In one of the latest, Chris Moffatt, co-owner of Houseboat Heather in Hoveton and Wroxham, told me of his link to a former editor of a newspaper I worked for. Based in the city of East London on the east coast of South Africa, the Daily Dispatch has a long history of covering regional issues in Eastern Cape.

The paper has amassed an impressive collection of journalism awards. Its most famous son is former editor and anti-apartheid activist Donald Woods. The story of Mr Woods and the friendship he built with Black Consciousness Movement leader Steve Biko in the 1970s is told in the film Cry Freedom.

Following Mr Biko’s death at the hands of security police in 1977, Mr Woods was placed under a five-year ban and stripped of the editorship. He was not allowed to speak in public, travel, write or work for the length of his ban and was harassed by security police.
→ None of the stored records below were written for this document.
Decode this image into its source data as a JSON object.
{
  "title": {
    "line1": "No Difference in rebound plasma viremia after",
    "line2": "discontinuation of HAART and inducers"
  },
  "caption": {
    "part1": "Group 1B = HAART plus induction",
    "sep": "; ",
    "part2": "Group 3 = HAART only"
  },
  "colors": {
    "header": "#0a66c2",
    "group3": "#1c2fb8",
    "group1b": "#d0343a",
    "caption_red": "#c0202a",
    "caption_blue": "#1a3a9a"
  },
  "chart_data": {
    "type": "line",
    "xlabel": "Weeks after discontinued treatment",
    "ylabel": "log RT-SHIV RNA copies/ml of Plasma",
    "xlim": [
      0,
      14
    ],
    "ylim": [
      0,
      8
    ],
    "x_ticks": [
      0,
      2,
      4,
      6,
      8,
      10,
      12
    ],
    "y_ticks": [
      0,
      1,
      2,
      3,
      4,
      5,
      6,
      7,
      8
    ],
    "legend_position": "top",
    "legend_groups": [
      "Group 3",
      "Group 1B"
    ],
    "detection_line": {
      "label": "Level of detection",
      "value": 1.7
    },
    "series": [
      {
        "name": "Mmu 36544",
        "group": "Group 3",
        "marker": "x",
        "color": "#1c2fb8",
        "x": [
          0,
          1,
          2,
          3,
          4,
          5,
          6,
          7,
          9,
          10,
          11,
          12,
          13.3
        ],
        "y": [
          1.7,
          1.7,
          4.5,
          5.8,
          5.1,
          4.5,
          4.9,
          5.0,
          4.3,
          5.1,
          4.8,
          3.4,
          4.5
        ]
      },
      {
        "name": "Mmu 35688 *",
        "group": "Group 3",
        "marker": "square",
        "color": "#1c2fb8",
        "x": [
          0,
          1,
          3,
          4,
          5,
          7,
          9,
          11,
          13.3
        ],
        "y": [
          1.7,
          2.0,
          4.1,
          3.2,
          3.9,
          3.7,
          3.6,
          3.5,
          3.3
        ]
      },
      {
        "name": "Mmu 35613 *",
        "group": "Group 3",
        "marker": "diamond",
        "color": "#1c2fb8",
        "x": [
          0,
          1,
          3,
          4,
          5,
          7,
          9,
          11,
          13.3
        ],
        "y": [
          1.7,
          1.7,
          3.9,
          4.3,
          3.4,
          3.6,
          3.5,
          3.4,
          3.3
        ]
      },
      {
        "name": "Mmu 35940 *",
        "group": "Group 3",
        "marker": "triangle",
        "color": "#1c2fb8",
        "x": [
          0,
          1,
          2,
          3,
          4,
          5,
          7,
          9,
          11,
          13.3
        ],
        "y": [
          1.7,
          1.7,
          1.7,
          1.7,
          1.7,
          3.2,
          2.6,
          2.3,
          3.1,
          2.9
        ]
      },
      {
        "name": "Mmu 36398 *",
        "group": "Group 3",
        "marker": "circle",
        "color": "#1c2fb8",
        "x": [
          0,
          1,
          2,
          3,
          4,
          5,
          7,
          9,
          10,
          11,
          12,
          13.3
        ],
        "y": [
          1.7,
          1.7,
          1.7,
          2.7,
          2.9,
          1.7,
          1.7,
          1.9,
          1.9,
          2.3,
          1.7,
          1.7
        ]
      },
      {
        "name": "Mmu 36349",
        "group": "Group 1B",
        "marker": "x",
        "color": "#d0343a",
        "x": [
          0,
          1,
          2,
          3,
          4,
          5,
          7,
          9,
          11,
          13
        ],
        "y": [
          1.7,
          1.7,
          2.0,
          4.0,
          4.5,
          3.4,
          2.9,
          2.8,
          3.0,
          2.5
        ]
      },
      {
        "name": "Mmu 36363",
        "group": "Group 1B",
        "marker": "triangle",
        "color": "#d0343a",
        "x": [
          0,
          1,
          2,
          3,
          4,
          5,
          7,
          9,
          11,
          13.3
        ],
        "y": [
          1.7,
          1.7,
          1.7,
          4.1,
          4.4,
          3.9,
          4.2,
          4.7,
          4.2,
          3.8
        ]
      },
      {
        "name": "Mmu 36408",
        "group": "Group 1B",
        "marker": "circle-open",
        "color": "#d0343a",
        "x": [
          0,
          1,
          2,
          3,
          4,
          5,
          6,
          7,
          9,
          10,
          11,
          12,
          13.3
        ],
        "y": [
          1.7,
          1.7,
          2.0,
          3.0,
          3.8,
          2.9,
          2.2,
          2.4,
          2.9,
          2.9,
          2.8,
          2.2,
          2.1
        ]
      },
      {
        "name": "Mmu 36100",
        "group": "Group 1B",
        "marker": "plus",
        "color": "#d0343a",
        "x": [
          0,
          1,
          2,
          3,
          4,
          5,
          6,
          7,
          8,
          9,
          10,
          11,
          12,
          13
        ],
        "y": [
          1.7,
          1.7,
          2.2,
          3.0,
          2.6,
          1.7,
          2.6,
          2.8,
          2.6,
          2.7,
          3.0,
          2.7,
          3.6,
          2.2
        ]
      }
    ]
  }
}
After his daughter was burned by a T-shirt laced with ninhydrin, he fled South Africa for Lesotho on New Year’s Eve in 1977 disguised as an Anglican priest.

It was here that he came across Chris Moffatt’s grandparents, Jim and Pam Moffatt.

“Jim held the post of Acting High Commissioner in Lesotho when the family arrived,” says Chris. “He was an extremely able and affable fellow, and enjoyed a very good working and personal relationship with many in the Lesotho government.

“Jim offered hospitality to Donald Woods at the Moffatt home, and subsequently hosted the rest of the family who arrived within days: Wendy, Donald’s wife, the four children and Wendy’s brother.”

Chris says his grandfather handled diplomatic dealings with the British and US governments and organised for a small plane to fly the family to Botswana.

“This was quite a delicate journey since Lesotho is an enclave within South Africa, so the plane had to fly over South Africa in order to get to Botswana.

“From there the family flew to London to start a new life, although they continued their close interest in spreading information about Black Consciousness and Steve Biko.”

Jim was made an OBE in 1978 but died suddenly in 1979 while still in Lesotho. “The Woods family kept in touch with Pam Moffatt when she returned to the UK in 1979,” says Chris. Donald Woods was made a CBE in 2000 and died in 2001.